The CVE request submitted to MITRE —the organization that coordinates the official vulnerability registry— in March went unanswered for weeks. This forced the team to turn to Echo, an alternative CVE Numbering Authority (CNA), which assigned the identifier CVE-2026-7482 on April 28th and published it on May 1st.

The result is a disclosure chain with multiple failure points:

  1. The patch shipped without urgency signaling, which drastically reduced the update adoption rate.
  2. MITRE’s CVE assignment process experienced delays, fragmenting the capacity for coordinated response.
  3. Internet-exposed instances have no automatic notification mechanism; their administrators receive no alert when a critical vulnerability surfaces.

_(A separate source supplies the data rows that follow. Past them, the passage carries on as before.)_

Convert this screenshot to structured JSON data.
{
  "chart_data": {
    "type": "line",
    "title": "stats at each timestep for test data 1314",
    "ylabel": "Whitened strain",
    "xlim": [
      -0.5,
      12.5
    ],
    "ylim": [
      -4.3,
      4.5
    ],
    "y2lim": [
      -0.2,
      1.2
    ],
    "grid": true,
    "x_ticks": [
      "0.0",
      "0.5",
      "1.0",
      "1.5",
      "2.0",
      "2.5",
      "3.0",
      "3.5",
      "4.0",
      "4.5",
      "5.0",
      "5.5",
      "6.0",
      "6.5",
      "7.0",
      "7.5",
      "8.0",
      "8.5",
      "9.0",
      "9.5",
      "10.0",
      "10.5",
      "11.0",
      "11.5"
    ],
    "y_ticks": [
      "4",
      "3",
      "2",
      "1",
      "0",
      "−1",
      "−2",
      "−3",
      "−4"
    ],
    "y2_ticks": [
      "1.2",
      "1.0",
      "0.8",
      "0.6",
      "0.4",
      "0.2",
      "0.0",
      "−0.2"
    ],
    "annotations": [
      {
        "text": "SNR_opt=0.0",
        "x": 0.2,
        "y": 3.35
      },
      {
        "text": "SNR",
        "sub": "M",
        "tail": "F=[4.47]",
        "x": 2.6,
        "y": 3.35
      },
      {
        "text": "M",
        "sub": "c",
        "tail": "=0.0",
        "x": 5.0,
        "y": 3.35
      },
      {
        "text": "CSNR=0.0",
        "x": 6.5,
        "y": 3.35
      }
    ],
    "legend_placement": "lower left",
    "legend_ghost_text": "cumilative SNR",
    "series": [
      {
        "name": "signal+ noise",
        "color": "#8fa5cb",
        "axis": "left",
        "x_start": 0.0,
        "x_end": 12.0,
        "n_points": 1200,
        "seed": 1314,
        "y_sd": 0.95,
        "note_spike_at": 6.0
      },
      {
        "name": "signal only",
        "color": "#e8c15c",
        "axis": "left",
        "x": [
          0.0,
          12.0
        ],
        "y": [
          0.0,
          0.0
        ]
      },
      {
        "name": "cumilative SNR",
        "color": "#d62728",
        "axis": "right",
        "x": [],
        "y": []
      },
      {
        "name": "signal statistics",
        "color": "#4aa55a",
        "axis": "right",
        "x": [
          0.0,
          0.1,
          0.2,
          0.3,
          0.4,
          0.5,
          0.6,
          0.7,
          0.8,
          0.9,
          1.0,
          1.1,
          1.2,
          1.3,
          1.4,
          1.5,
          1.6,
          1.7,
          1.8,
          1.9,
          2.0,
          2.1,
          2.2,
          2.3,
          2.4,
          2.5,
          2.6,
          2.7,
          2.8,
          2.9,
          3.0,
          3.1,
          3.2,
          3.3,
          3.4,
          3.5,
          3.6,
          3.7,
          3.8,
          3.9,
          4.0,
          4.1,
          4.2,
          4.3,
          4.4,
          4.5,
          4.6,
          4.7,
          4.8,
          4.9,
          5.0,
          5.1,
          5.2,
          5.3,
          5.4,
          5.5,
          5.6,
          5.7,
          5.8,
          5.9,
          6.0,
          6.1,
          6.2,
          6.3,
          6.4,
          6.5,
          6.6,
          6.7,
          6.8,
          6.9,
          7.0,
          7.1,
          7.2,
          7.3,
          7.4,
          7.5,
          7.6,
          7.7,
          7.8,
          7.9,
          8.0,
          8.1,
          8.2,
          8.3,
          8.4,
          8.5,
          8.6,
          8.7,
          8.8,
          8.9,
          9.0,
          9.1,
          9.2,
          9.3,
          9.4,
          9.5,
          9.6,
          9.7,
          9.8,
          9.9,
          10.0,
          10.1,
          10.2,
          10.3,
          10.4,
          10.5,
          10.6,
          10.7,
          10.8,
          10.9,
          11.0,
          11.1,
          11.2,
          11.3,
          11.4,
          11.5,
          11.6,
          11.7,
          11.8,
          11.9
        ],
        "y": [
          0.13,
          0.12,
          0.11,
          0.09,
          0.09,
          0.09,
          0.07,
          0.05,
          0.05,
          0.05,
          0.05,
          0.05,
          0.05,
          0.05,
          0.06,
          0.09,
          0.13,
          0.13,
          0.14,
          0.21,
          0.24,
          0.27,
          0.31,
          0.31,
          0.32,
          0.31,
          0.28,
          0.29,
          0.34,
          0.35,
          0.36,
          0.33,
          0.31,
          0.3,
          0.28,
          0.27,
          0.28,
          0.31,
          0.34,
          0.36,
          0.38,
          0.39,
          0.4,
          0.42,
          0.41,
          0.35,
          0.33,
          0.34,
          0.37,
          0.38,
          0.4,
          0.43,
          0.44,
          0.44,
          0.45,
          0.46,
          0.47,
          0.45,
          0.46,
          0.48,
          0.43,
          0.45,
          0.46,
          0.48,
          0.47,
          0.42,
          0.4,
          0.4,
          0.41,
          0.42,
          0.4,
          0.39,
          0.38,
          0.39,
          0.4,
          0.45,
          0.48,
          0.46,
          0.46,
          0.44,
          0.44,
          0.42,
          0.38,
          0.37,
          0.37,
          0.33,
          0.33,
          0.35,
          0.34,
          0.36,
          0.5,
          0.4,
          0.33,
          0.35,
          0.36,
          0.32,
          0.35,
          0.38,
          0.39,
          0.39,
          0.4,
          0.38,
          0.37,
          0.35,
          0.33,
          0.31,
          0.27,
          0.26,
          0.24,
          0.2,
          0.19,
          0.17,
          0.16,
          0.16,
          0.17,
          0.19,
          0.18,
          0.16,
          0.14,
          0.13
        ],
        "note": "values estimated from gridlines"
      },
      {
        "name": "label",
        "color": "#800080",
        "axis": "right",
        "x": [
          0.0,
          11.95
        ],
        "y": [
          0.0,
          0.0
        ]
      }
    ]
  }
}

The outcome was a window of approximately three months during which the patch existed but thousands of operators never knew they needed to prioritize it. It’s the same pattern that repeats across other critical vulnerabilities in infrastructure software: the most dangerous gap isn’t always technical —it’s communicational.


Security recommendations

For administrators and operations teams

For security teams and SOCs

For individual users


Wrapping up

Bleeding Llama exposes a real tension in the AI ecosystem: the very features that make Ollama easy to adopt —no authentication, no configuration, ready to use out of the box— are what make it critically dangerous when deployed outside the environment it was designed for.

The technical flaw is an out-of-bounds read in the GGUF parser’s memory handling; the systemic problem runs deeper. The security of an AI model cannot be separated from the security of the host running it, nor from the operational processes surrounding its deployment: timely patching, clear vulnerability communication, and proper network segmentation.

The lesson isn’t to stop using local inference tools —that path has its own risks— but to understand that moving to local AI isn’t just a privacy decision relative to external providers: it also means assuming responsibility for operating server infrastructure with the security controls that entails. A local LLM without hardening is no more private than a cloud LLM; it simply has a different attacker.

And in the case of Bleeding Llama, that attacker only needed three HTTP requests.